Question:What parallels might you be able to draw between the 'Opioid
Crisis' in the United States...
Question
What parallels might you be able to draw between the 'Opioid
Crisis' in the United States...
What parallels might you be able to draw between the 'Opioid
Crisis' in the United States today and the 'Opium Crisis' of early
nineteenth century China?
One of the more distressing truths of America’s opioid
epidemic, which now kills tens of thousands of people every year,
is that it isn’t the first such crisis.
Across the 19th and 20th centuries, the United States, China
and other countries saw drug abuse surge as opium and morphine were
used widely as recreational drugs and medicine.
In the West, doctors administered morphine liberally to their
patients, while families used laudanum, an opium tincture, as a
cure-all, including for pacifying colicky children.
In China, many millions of people were hooked on smoking opium.

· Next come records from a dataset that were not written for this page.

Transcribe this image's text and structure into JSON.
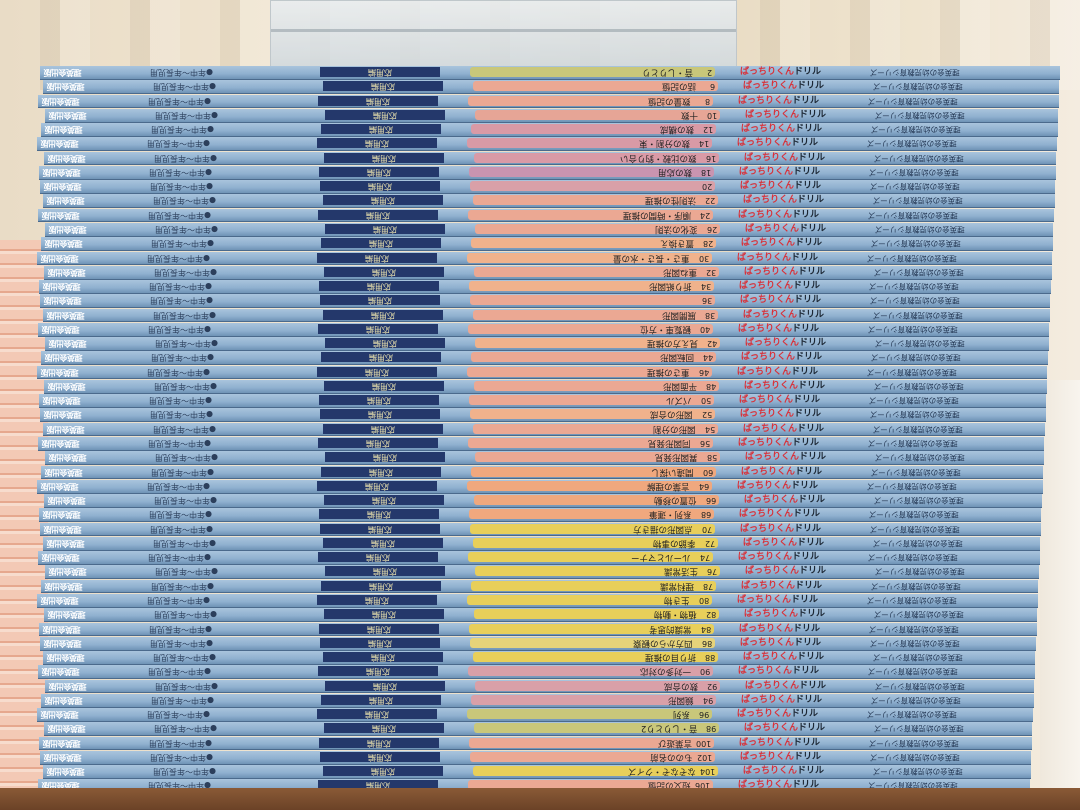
{
  "scene": {
    "description_labels": {
      "publisher": "理英会出版",
      "grade": "●年中〜年長児用",
      "edition": "応用編",
      "logo_accent": "ばっちりくん",
      "logo": "ドリル",
      "series": "理英会の幼児教育シリーズ"
    },
    "colors": {
      "spine": "#8fb0cf",
      "navy_band": "#24386b",
      "logo_red": "#d8323a"
    }
  },
  "spines": [
    {
      "num": "2",
      "title": "音・しりとり",
      "color": "#c9c77a"
    },
    {
      "num": "6",
      "title": "話の記憶",
      "color": "#eba893"
    },
    {
      "num": "8",
      "title": "数量の記憶",
      "color": "#eba893"
    },
    {
      "num": "10",
      "title": "十数",
      "color": "#e6a596"
    },
    {
      "num": "12",
      "title": "数の構成",
      "color": "#d99aa6"
    },
    {
      "num": "14",
      "title": "数の分割・束",
      "color": "#d99aa6"
    },
    {
      "num": "16",
      "title": "数の比較・釣り合い",
      "color": "#d99aa6"
    },
    {
      "num": "18",
      "title": "数の応用",
      "color": "#c994b0"
    },
    {
      "num": "20",
      "title": "",
      "color": "#d9a0a8"
    },
    {
      "num": "22",
      "title": "法則性の推理",
      "color": "#eba893"
    },
    {
      "num": "24",
      "title": "順序・時間の推理",
      "color": "#eba893"
    },
    {
      "num": "26",
      "title": "変化の法則",
      "color": "#eba893"
    },
    {
      "num": "28",
      "title": "置き換え",
      "color": "#f0b28c"
    },
    {
      "num": "30",
      "title": "重さ・長さ・水の量",
      "color": "#f0b28c"
    },
    {
      "num": "32",
      "title": "重ね図形",
      "color": "#eba893"
    },
    {
      "num": "34",
      "title": "折り紙図形",
      "color": "#f0b28c"
    },
    {
      "num": "36",
      "title": "",
      "color": "#eba893"
    },
    {
      "num": "38",
      "title": "展開図形",
      "color": "#eba893"
    },
    {
      "num": "40",
      "title": "観覧車・方位",
      "color": "#eba893"
    },
    {
      "num": "42",
      "title": "見え方の推理",
      "color": "#f0b28c"
    },
    {
      "num": "44",
      "title": "回転図形",
      "color": "#eba893"
    },
    {
      "num": "46",
      "title": "重さの推理",
      "color": "#eba893"
    },
    {
      "num": "48",
      "title": "平面図形",
      "color": "#eba893"
    },
    {
      "num": "50",
      "title": "パズル",
      "color": "#eba893"
    },
    {
      "num": "52",
      "title": "図形の合成",
      "color": "#f0b28c"
    },
    {
      "num": "54",
      "title": "図形の分割",
      "color": "#eba893"
    },
    {
      "num": "56",
      "title": "同図形発見",
      "color": "#eba893"
    },
    {
      "num": "58",
      "title": "異図形発見",
      "color": "#eba893"
    },
    {
      "num": "60",
      "title": "間違い探し",
      "color": "#f0a87e"
    },
    {
      "num": "64",
      "title": "言葉の理解",
      "color": "#f0a87e"
    },
    {
      "num": "66",
      "title": "位置の移動",
      "color": "#f0a87e"
    },
    {
      "num": "68",
      "title": "系列・運筆",
      "color": "#f0a87e"
    },
    {
      "num": "70",
      "title": "点図形の描き方",
      "color": "#e8cf5a"
    },
    {
      "num": "72",
      "title": "季節の事物",
      "color": "#e8cf5a"
    },
    {
      "num": "74",
      "title": "ルールとマナー",
      "color": "#e8cf5a"
    },
    {
      "num": "76",
      "title": "生活常識",
      "color": "#e8cf5a"
    },
    {
      "num": "78",
      "title": "理科常識",
      "color": "#e8cf5a"
    },
    {
      "num": "80",
      "title": "生き物",
      "color": "#e8cf5a"
    },
    {
      "num": "82",
      "title": "植物・動物",
      "color": "#e8cf5a"
    },
    {
      "num": "84",
      "title": "常識的思考",
      "color": "#e8cf5a"
    },
    {
      "num": "86",
      "title": "四方からの観察",
      "color": "#e6d37a"
    },
    {
      "num": "88",
      "title": "折り目の推理",
      "color": "#e8cf5a"
    },
    {
      "num": "90",
      "title": "一対多の対応",
      "color": "#d9a0a8"
    },
    {
      "num": "92",
      "title": "数の合成",
      "color": "#d9a0a8"
    },
    {
      "num": "94",
      "title": "鏡図形",
      "color": "#d9a0a8"
    },
    {
      "num": "96",
      "title": "系列",
      "color": "#c9c77a"
    },
    {
      "num": "98",
      "title": "音・しりとり2",
      "color": "#c9c77a"
    },
    {
      "num": "100",
      "title": "言葉遊び",
      "color": "#eba893"
    },
    {
      "num": "102",
      "title": "ものの名前",
      "color": "#eba893"
    },
    {
      "num": "104",
      "title": "なぞなぞ・クイズ",
      "color": "#e8cf5a"
    },
    {
      "num": "106",
      "title": "短文の記憶",
      "color": "#eba893"
    },
    {
      "num": "110",
      "title": "長文の記憶",
      "color": "#eba893"
    }
  ]
}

In the mid-1800s, the British went into battle twice, bombing forts
and killing thousands of civilians and soldiers alike to keep the
Chinese market open to drug imports in what would become known as
the Opium Wars.
Today’s opioid crisis is already the deadliest drug epidemic in
American history. Opioid overdoses killed more than 45,000
people.
As many as 313,000 people were addicted to injected morphine
and smoked opium in the United States in the late 19th century.It
was also estimated that as many as 16.2 million Chinese were
dependent on opium and smoked the drug daily.
In the United States today, about 2.6 million people suffer
from opioid use disorder.
In the 19th century, like today, the medical community was
largely responsible for the epidemic. Doctors did not fully
appreciate the risks these drugs posed. In the 1800s, many doctors
viewed morphine as a wonder drug for pain, diarrhea, nerves and
alcoholism.
In addition to getting homemakers, Civil War veterans and
others addicted, many doctors became addicts themselves. The drug
was overused in large part because there were few alternatives;
aspirin, for example, didn’t become available until the late
1890s.
Today’s opioid crisis has its roots in the 1990s, when
prescriptions for painkillers like OxyContin and Vicodin started to
become common. Companies like Purdue Pharma, which makes OxyContin,
aggressively peddled the idea that these drugs were not addictive
with the help of dubious or misinterpreted research.